Stroke Risk from Pacemaker Leads in Patients with PFO
Abstract & Commentary
By Michael H. Crawford, MD, Editor
Source: DeSimone CV, et al. Stroke or transient ischemic attack in patients with transvenous pacemaker or defibrillator and echocardiographically detected patent foramen ovale. Circulation 2013;128:1433-1441.
Pacemaker or defibrillator leads have been shown to have attached thrombi in up to one-third of cases and asymptomatic pulmonary emboli have been documented in up to 20% of patients. Thus, concern has arisen that right heart endocardial leads in patients with a patent foramen ovale (PFO) may lead to cerebral embolic events. These investigators from the Mayo Clinic in Rochester, MN, performed a retrospective analysis of 6075 patients seen in the last decade who had an endocardial lead placed in the right heart. The primary outcome assessed was a diagnosis of stroke or transient ischemic attack (TIA) consistent with a cardioembolic source. Patients were excluded who had obvious carotid, intracranial, or aortic sources and intracranial hemorrhage; who lacked adequate data to define the timing of any cerebral events; or who had an inadequate echo evaluation for PFO. Their policy during the sampling time was to perform a comprehensive echo evaluation in everyone getting an endocardial lead. The average follow-up after device implantation was 4.7 years. A definite PFO was found in 364 of these patients (6%). The two groups were similar in baseline characteristics. In the PFO group, 8.2% had a cerebral event vs 2% in the no PFO group (P < 0.0001). About two-thirds of the events were strokes for a rate of 5.2% vs 1.4%, repectively. The difference in the rate of events widened over time. The hazard ratio of having a PFO was 3.49 (95% CI, 2.33-5.25, P < 0.0001) and was similar after adjustment for known stroke risk factors and anticoagulant or aspirin use (3.3). The all-cause mortality rate was similar in the two groups. The authors concluded that the presence of a PFO on routine echo in patients undergoing endocardial lead placement increased the risk of cerebral embolic events and perhaps should encourage the use of anticoagulants, PFO closure, and epicardial lead placement in these patients.
Commentary
Just when we thought PFO closure to prevent cryptogenic stroke was dead, this paper comes along and reopens the issue. Despite the attractiveness of the PFO theory of cryptogenic stroke and migraine causation, these relationships have been hard to prove. General population studies of PFO subjects have found no consistent association with stroke or migraines. The CLOSURE I trial randomized PFO patients after cryptogenic stroke to closure vs anticoagulant or antiplatelet therapy and found no difference in recurrent stroke.1 However, they excluded patients with endocardial leads and most of the strokes observed were non-embolic, so the study was underpowered for embolic stroke. Endocardial lead patients are different in that these devices are nidi for thrombi and they often lie in proximity to the atrial septum. In this study, the stroke event curves didn’t separate for 6 months suggesting that it takes time for lead thrombi to form or that it takes time for small emboli to raise the pulmonary pressures and increase the likelihood of right to left shunting. Lead-induced tricuspid regurgitation may take time to develop and cause increased elevated right atrial pressure. The lack of an observed mortality difference may be because the cerebral events are usually small. Thus, in these specific patients, the association between PFO and stroke/TIA may hold.
There are several limitations to this study. Retrospective studies are subject to various biases and causality cannot be definitively proven. Also, the specific role of anticoagulant and antiplatelet therapy in this study could not be determined and may have influenced the results.
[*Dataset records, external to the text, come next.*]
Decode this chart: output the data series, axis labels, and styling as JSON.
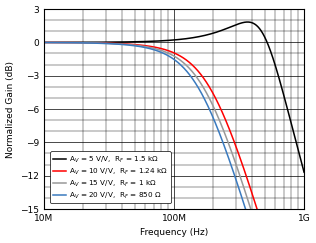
{
  "title": "",
  "xlabel": "Frequency (Hz)",
  "ylabel": "Normalized Gain (dB)",
  "xlim": [
    10000000.0,
    1000000000.0
  ],
  "ylim": [
    -15,
    3
  ],
  "yticks": [
    -15,
    -12,
    -9,
    -6,
    -3,
    0,
    3
  ],
  "series": [
    {
      "label": "A$_V$ = 5 V/V,  R$_F$ = 1.5 kΩ",
      "color": "#000000",
      "f3db": 480000000.0,
      "Q": 1.1
    },
    {
      "label": "A$_V$ = 10 V/V,  R$_F$ = 1.24 kΩ",
      "color": "#ff0000",
      "f3db": 190000000.0,
      "Q": 0.62
    },
    {
      "label": "A$_V$ = 15 V/V,  R$_F$ = 1 kΩ",
      "color": "#999999",
      "f3db": 170000000.0,
      "Q": 0.62
    },
    {
      "label": "A$_V$ = 20 V/V,  R$_F$ = 850 Ω",
      "color": "#3a7abf",
      "f3db": 155000000.0,
      "Q": 0.62
    }
  ],
  "background_color": "#ffffff",
  "fontsize": 6.5,
  "legend_fontsize": 5.2
}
Transesophageal echocardiography (TEE) was done in about one-third of patients and may have biased the study toward stroke patients who are more likely to get TEE. Also, TEE increases the sensitivity of PFO detection. In those who got TEE, the PFO rate was 14% vs 6% in the study overall. Given that pathologic and other studies have found PFOs in up to 25% of normal individuals, this study seems insensitive, which may have biased it toward larger PFO patients who are more likely to have paradoxical emboli. This study used routine clinical echoes and we don’t know how many used contrast or Valsalva. Finally, no right ventricular pressure data were reported.
For all these reasons, this study is hypothesis-generating. However, the results make us pause again. Should we view endocardial lead patients differently? Should they all have TEEs to detect PFOs? If PFOs are detected should they all take antiplatelet or anticoagulant agents? Should those with especially large PFOs or higher right atrial pressures have their PFO closed or epicardial leads used? Do we need to survey endocardial lead patients periodically to assess for the development of large thrombi? None of these questions can be answered by this study, but the issues are real because the consequences of stroke can be devastating.
REFERENCE
1. Furlan AJ, et al. Closure or medical therapy for cryptogenic stroke with patent foramen ovale. N Engl J Med 2012;366:991-999.